Hoy es 2 de octubre, la fiesta de los Ángeles Custodios. Todos tenemos uno asignado por Dios desde que llegamos a este mundo para que nos ayude y guarde del mal; solo tenemos que hablar con él y pedirle en qué necesitamos que nos eche una mano y él hará todo lo posible para ello, hasta encontrarnos aparcamiento cuando la tarea se vuelve casi imposible. Felicidades, Angelillo, mi querido Custodio. Intentaré no darte demasiado trabajo hoy.

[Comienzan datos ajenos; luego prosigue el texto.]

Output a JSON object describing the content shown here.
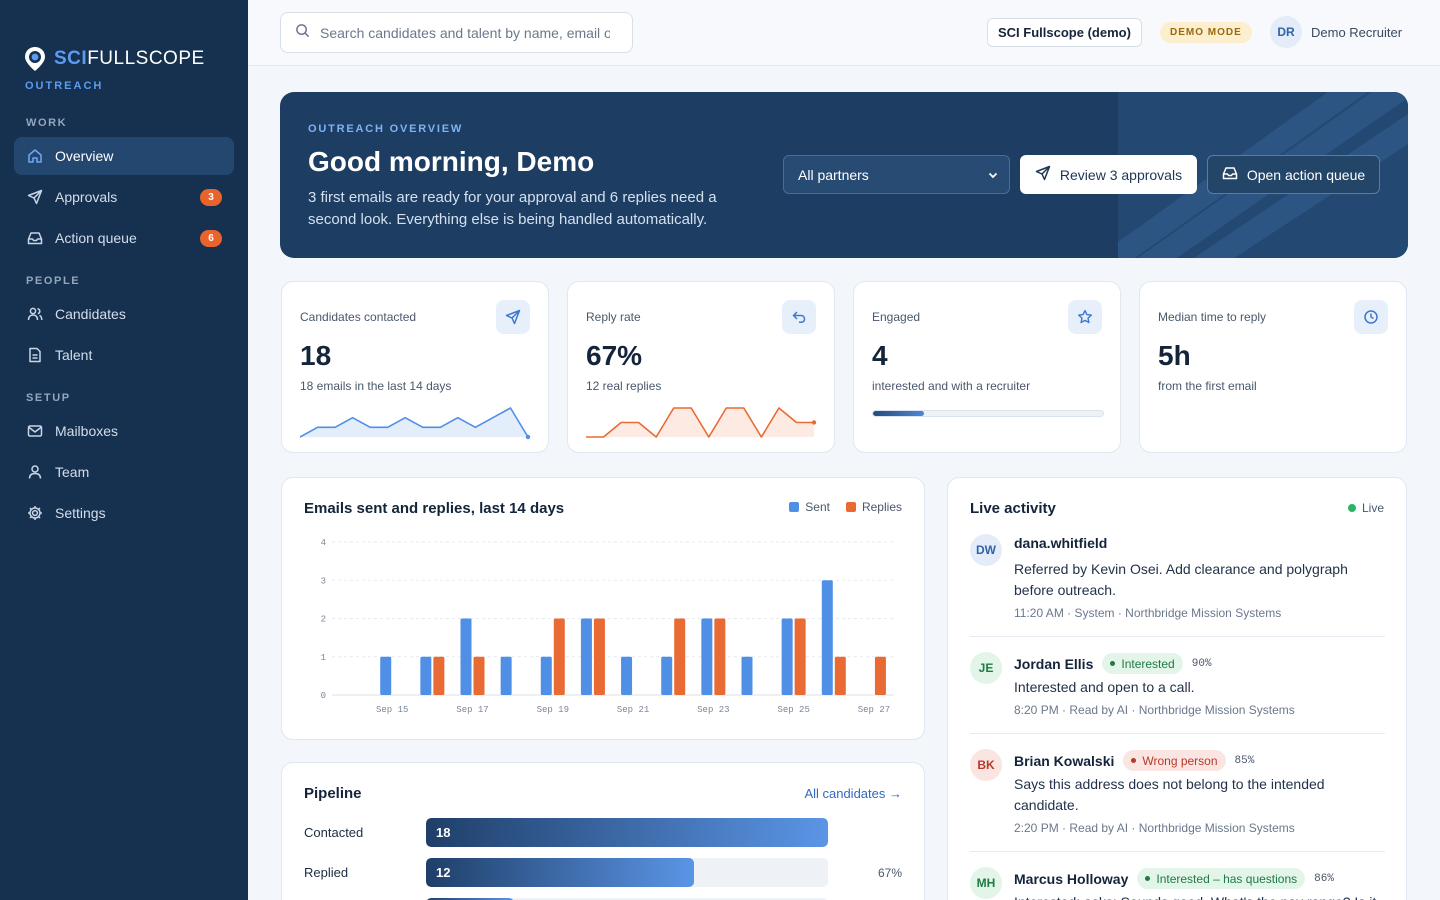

También es Domingo, día del Señor. Toca santificar la fiesta, que va más allá de ir a Misa; se trata de vivir este día de cara a Él, de darle gracias por la grandeza de sus regalos, por su inmenso y desinteresado amor por nosotros, porque siempre está cuando le llamamos y porque jamás se cansa de perdonar nuestras ofensas, si nosotros también perdonamos a los que nos la juegan, a veces con demasiada frecuencia.

Hoy es hoy y a cada día le basta con su propio afán. Por tanto, no adelantemos acontecimientos que aún no han ocurrido y que se desvanecen en la niebla de los futuribles. Carpe diem, en el mejor sentido de la expresión, es decir, disfruta lo que queda de domingo.